Laboratory 3 : Traffic Light Control Using a PLC and Automation Studio
Purpose: The purpose of
this laboratory exercise is to develop a control system for a traffic light using Automation Studio. The
system will be developed using the Allen-Bradley PLC
module. The traffic light system is used to control an
intersection with no signalling of turns. Timers are used to control the traffic light in one (north/south direction).
Timers are essential to assure safe
maneuvering through the intersection. The last activated signal (light) will
remain in control until a time allows the traffic light to chang. Note: A previously created HMI
system will be
provided. Your task is to only create the PLC program
and link the appropriate tags. A service disconnect switch should
be added to allow for maintenance. Once the service
disconnect has been activated to the ON position, the traffic light
should run in automatic mode. A counter will be used to
monitor the traffic flow in the north/south bound lanes. Finally, a
simulation will be run to verify the
successful operation of the system.
Outcomes: After completing this laboratory exercise students should be able to demonstrate the following abilities and skills:
1. Demonstrate basic knowledge and application of
selected modules within the Automation Studio software suite;
2. Demonstrate skills in the use of
Automation Studio to create a PLC control
program, and link to a HMI panel;
3. Demonstrate knowledge of timers required for on-delay control within a PLC;
4. Demonstrate knowledge of counters required for tracking cycles within a PLC;
5. Demonstrate successful completion of the
laboratory exercise through a verified system simulation;
6. Demonstrate an understanding of the conveyor
control system and control through a written laboratory report.
Deliverables: The following deliverables are required for this laboratory exercise:
1. Traffic light system with components clearly labeled;
2. PLC program with all inputs, outputs and functions
clearly identified;
3. Internal connections of a timer and counter within the PLC program;
4. Wiring diagram showing connections of inputs, outputs,
and power source to the PLC output interface module;
5. HMI panel diagram clearly labeled;
6. Table of all tags used for the laboratory;
7. A formal written report including the following
sections:
I. Abstract (10 points)
II. Problem Statement (5 points)
III. Required System Operation (10 points)
IV. System Diagram (10 points)
V. Procedures (10 points)
VI. Results: (25 points)
A. Sequence Control Chart (5)
B. Symbols Table (5)
C. Tags Table (5)
C. Diagrams (Pneumatic circuit, PLC program, wiring
diagram, HMI panel layout) (10)
VII. System Analysis and Summary (30 points)
A. Detailed explanation of system configuration and operation;
(10)
B. Network by Network explanation of PLC program control; (15)
C. Recommendations (5)
VIII. References
System Overview: The system operation is controlled by an HMI operator interface (provided). Once Automation Studio is placed in the
simulation mode and the operator activates the service disconnect
switch to the on position, a traffic light system is used
to control an intersection (with no signalling of turns). Timers will
be needed to
assure safe
maneuvering through the intersection.
The last activated state will remain in control until a timer controls
flow from the
opposing direction. Note: A previously
created HMI system will be provided. Your task is
to only create the PLC program
and link the appropriate tags. A
service disconnect switch shoul be added to allow for
maintenance. Once the service
disconnect has been activated to
the ON position, the traffic light should run in automatic
mode.
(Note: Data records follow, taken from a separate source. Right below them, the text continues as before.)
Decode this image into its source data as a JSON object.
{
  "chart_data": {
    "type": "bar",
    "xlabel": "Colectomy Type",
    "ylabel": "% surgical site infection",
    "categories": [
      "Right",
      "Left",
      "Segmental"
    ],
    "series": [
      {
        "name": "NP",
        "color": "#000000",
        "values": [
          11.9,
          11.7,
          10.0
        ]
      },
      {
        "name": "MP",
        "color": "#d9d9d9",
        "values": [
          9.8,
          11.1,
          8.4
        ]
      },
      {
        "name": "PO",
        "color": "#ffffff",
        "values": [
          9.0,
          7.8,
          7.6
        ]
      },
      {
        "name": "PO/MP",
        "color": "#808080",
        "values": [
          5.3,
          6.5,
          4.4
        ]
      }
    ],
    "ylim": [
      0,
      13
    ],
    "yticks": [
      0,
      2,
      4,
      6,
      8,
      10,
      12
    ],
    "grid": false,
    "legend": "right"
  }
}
Counters are used to
monitor the traffic flow in both the
north/south bound lanes.
Diagram of Completed System:
An illustration of the system
showing the HMI traffic system is shown
below.
Procedures
A. 1. Create a list on required inputs and outputs for the PLC
program. Develop a pencil and paper sketch of the PLC program and
identify the basic
components
required. Develop a symbol table with cross referencing.
2. Develop a control sequence
chart showing the logical constraints. The purpose of the chart
is to provide a guide for writing the logical
programming steps. The sequence control chart could be compared
to a flow chart usage for computer programming.
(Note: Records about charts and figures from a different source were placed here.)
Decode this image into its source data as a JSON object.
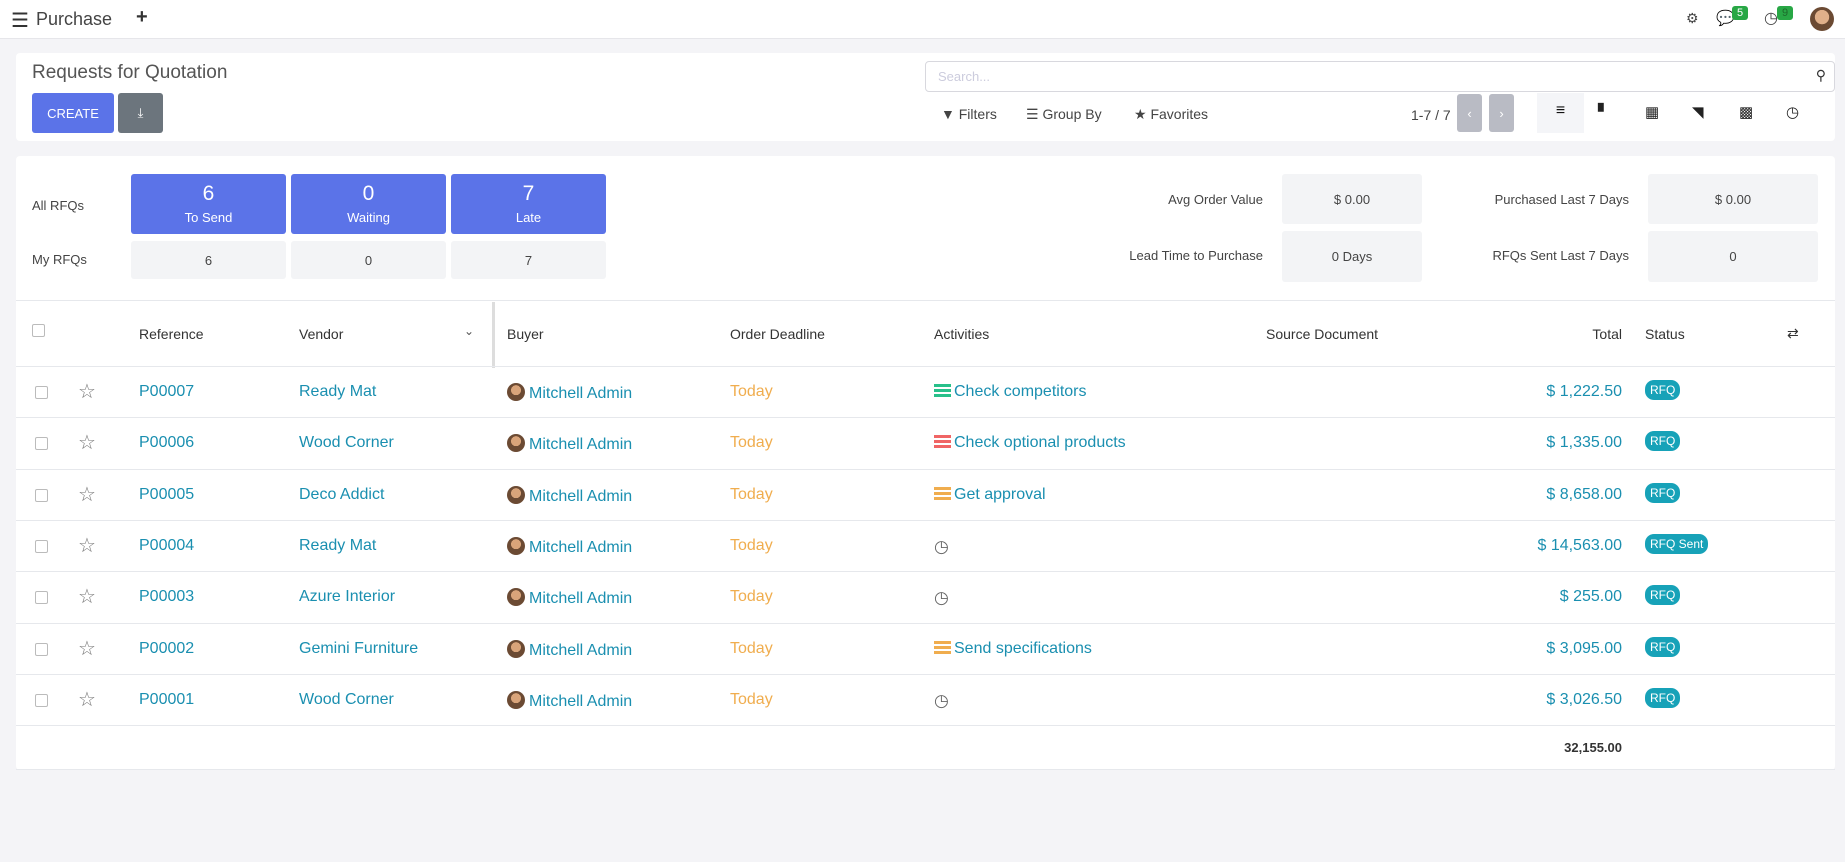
{
  "topbar": {
    "app_title": "Purchase",
    "messages_count": "5",
    "activities_count": "9"
  },
  "control": {
    "title": "Requests for Quotation",
    "create_label": "CREATE",
    "search_placeholder": "Search...",
    "filters": "Filters",
    "group_by": "Group By",
    "favorites": "Favorites",
    "pager": "1-7 / 7"
  },
  "dashboard": {
    "all_label": "All RFQs",
    "my_label": "My RFQs",
    "tiles": [
      {
        "value": "6",
        "label": "To Send",
        "my": "6"
      },
      {
        "value": "0",
        "label": "Waiting",
        "my": "0"
      },
      {
        "value": "7",
        "label": "Late",
        "my": "7"
      }
    ],
    "stats": [
      {
        "label": "Avg Order Value",
        "value": "$ 0.00"
      },
      {
        "label": "Purchased Last 7 Days",
        "value": "$ 0.00"
      },
      {
        "label": "Lead Time to Purchase",
        "value": "0 Days"
      },
      {
        "label": "RFQs Sent Last 7 Days",
        "value": "0"
      }
    ]
  },
  "table": {
    "columns": [
      "Reference",
      "Vendor",
      "Buyer",
      "Order Deadline",
      "Activities",
      "Source Document",
      "Total",
      "Status"
    ],
    "rows": [
      {
        "ref": "P00007",
        "vendor": "Ready Mat",
        "buyer": "Mitchell Admin",
        "deadline": "Today",
        "activity": "Check competitors",
        "activity_color": "#28c08a",
        "total": "$ 1,222.50",
        "status": "RFQ"
      },
      {
        "ref": "P00006",
        "vendor": "Wood Corner",
        "buyer": "Mitchell Admin",
        "deadline": "Today",
        "activity": "Check optional products",
        "activity_color": "#f06565",
        "total": "$ 1,335.00",
        "status": "RFQ"
      },
      {
        "ref": "P00005",
        "vendor": "Deco Addict",
        "buyer": "Mitchell Admin",
        "deadline": "Today",
        "activity": "Get approval",
        "activity_color": "#f0ad4e",
        "total": "$ 8,658.00",
        "status": "RFQ"
      },
      {
        "ref": "P00004",
        "vendor": "Ready Mat",
        "buyer": "Mitchell Admin",
        "deadline": "Today",
        "activity": "",
        "activity_color": "",
        "total": "$ 14,563.00",
        "status": "RFQ Sent"
      },
      {
        "ref": "P00003",
        "vendor": "Azure Interior",
        "buyer": "Mitchell Admin",
        "deadline": "Today",
        "activity": "",
        "activity_color": "",
        "total": "$ 255.00",
        "status": "RFQ"
      },
      {
        "ref": "P00002",
        "vendor": "Gemini Furniture",
        "buyer": "Mitchell Admin",
        "deadline": "Today",
        "activity": "Send specifications",
        "activity_color": "#f0ad4e",
        "total": "$ 3,095.00",
        "status": "RFQ"
      },
      {
        "ref": "P00001",
        "vendor": "Wood Corner",
        "buyer": "Mitchell Admin",
        "deadline": "Today",
        "activity": "",
        "activity_color": "",
        "total": "$ 3,026.50",
        "status": "RFQ"
      }
    ],
    "sum_total": "32,155.00"
  }
}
3. Develop a pencil and paper
sketch of the PLC program and identify the basic components required.
B. Load the system HMI as as shown above in Automation
Studio. Follow the procedures as outlined in class lecture by
completing the following steps:
1. Using the AB-PLC
module, create the control circuit including a appropriate inputs, outputs, timers, and counters.
2. Open the Variable Manager and create the appropriate TAGS:
3. Note: Internal tags
will be created automatically when components are created in Automation
Studio. A table of existing tags can be viewed within the
Variable Manager for this project is . You may elect to add additional
tags as needed.
4. Link the tags to the appropriate component as demonstrated in class.
C. Run a simulation of the project to test for
functionality. Verify that all active components are simulated
and working properly.
Run the simulation in slow motion or
"step-by-step" and observe the logical operation. Study the
system's operation until you have
a thorough understanding of how the system operates and how control is executed.
D. Using the format specified, complete a written laboratory report and submit by next class period.